Konuşurken birilerinin yüzüne konuşmaz, kimsenin hatasını yüzüne vurmazdı. Başkalarının ardından konuşup gıybetini etmezdi. Yanında gıybet edilecek olursa mani olur, gıybeti edileni müdafa ederdi.
Allah’ ın elçisi kendiliğinden konuşmazdı. Cenab-ı Allah O’ nun için şöyle buyurur:
- “Battığı zaman yıldıza and olsun ki, arkadaşınız Muhammed, sapmadı ve bâtıla inanmadı; O arzusuna göre de konuşmaz. O’ nun bildirdikleri vahyedilenden başkası değildir.” (Necm: 1-4)
Allah Rasûlü, asla yapmadığını söylememiştir. Her söylediğini de yapmıştır. Söz verdiği zaman mutlaka sözünde durmuştur.

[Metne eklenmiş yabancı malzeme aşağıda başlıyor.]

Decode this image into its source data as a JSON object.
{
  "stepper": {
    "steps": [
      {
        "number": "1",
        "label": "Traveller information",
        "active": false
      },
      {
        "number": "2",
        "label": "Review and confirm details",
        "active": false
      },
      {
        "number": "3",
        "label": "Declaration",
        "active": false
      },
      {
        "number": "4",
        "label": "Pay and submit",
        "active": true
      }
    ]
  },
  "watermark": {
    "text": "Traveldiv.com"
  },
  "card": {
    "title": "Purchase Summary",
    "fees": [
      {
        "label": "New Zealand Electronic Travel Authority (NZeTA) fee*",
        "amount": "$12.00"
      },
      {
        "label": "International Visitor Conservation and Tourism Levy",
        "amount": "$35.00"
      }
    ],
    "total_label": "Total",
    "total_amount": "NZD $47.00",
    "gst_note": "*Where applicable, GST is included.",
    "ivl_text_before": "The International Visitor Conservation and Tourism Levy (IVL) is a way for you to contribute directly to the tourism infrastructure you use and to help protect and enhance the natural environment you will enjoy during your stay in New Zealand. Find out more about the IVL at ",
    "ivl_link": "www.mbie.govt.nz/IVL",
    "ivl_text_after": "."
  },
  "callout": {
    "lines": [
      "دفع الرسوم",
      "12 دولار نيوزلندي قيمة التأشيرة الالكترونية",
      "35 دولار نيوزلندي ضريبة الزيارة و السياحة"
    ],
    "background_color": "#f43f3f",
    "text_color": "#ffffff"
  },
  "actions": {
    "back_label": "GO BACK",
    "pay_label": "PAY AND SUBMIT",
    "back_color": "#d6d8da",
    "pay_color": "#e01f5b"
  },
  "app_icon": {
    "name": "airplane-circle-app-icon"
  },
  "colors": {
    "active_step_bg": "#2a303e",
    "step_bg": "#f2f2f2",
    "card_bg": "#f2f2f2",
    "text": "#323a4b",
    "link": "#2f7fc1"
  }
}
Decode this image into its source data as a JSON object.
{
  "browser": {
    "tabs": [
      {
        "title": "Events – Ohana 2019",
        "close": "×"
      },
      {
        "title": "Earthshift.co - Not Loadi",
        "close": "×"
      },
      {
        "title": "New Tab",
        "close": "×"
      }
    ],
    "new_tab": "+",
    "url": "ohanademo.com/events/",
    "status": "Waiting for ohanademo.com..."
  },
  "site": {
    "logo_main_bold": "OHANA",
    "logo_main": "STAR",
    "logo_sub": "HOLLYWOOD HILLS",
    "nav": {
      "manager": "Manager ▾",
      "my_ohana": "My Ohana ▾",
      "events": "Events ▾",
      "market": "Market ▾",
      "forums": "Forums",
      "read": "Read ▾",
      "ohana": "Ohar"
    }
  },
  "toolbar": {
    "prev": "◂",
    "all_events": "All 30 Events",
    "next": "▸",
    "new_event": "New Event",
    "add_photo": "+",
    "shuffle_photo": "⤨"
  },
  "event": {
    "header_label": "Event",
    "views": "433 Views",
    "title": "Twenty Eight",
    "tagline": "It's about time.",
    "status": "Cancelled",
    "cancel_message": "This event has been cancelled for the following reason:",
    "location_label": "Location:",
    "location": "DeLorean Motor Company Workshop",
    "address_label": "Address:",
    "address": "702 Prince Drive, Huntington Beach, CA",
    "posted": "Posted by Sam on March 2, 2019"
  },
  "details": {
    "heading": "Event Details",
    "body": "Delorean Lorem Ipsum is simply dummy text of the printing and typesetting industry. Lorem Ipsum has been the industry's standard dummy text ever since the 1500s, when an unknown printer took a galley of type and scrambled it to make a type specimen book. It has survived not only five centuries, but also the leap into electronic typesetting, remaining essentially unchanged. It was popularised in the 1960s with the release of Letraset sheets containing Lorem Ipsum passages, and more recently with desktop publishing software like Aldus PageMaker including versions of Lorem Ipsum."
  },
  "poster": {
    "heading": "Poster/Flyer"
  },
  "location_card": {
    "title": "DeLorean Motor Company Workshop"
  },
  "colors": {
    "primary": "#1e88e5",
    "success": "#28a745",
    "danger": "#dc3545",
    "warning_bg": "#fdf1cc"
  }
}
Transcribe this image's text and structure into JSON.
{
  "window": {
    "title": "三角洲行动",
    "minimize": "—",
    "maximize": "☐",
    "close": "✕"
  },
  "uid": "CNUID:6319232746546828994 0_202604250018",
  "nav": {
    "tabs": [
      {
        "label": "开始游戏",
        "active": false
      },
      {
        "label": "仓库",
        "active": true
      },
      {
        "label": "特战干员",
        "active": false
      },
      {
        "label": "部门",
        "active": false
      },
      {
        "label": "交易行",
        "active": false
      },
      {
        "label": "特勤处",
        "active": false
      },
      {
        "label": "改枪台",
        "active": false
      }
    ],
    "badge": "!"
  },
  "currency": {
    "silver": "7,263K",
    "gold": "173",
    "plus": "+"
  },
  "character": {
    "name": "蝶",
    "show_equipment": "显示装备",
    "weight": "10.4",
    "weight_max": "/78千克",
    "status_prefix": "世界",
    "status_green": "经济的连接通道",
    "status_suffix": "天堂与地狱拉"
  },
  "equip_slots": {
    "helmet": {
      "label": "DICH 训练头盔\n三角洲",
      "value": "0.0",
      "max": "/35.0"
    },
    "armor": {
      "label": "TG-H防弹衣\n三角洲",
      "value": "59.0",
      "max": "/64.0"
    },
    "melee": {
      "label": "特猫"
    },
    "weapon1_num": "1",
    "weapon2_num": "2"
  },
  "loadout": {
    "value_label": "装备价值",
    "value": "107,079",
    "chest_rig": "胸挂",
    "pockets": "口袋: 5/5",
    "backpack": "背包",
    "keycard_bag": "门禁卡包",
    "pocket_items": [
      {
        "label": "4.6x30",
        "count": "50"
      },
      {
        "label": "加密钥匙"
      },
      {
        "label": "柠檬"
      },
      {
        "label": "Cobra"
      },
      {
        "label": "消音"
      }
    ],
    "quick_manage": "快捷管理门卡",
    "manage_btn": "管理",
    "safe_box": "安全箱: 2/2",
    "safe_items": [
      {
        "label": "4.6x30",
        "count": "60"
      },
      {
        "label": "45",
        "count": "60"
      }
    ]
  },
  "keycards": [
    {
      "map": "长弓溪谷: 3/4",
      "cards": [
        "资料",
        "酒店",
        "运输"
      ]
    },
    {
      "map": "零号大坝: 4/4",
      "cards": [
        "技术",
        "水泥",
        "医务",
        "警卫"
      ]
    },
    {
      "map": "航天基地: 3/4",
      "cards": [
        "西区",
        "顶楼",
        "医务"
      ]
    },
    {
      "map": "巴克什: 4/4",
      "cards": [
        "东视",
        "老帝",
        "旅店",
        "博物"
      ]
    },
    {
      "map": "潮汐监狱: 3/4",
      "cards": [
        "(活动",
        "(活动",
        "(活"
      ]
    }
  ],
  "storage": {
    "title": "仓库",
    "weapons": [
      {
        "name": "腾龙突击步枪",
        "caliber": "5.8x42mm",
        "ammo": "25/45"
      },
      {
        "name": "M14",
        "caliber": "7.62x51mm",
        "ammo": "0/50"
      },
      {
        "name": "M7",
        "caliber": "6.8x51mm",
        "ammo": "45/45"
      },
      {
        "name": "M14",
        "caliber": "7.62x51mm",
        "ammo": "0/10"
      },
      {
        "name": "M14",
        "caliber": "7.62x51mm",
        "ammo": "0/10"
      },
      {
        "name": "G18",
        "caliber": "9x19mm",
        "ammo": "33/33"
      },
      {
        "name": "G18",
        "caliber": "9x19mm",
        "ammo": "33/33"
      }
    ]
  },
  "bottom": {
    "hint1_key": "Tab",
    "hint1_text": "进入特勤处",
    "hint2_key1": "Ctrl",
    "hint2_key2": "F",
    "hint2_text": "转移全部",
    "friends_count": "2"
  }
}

Allah Rasûlü, sözü ağzında gevelemezdi, lügat parçalamazdı. Tatlı ve yumuşak konuşur. Kimseye sen şöyle yapıyorsun demez, “Bazılarınız şöyle yapıyor” der, umuma konuşurdu.
Allah Rasûlü’ nün susması, konuşmasından daha çok sürerdi. Anlamsız söz söylemezdi. Ne fazla ne de eksik konuşurdu.
O’ nu gören: “Bu yüz yalan söylemez” demekten kendini alamazdı.
Bizans imparatoru Ebu Süfyan’ a:
- Muhammed’ in hiç sözünde durmadığı oldu mu? diye sormuş, Ebu Süfyan:
- “Hayır! O, verdiği her sözü tuttu” cevabını vermiştir.
Peygamber (as) “Emin=güvenilir” lakabını peygamberlikten önce almıştır.
Ebu Celil bile O’ nun için: “O, vallahi hiç yalan söylemedi” demek zorunda kalmıştır.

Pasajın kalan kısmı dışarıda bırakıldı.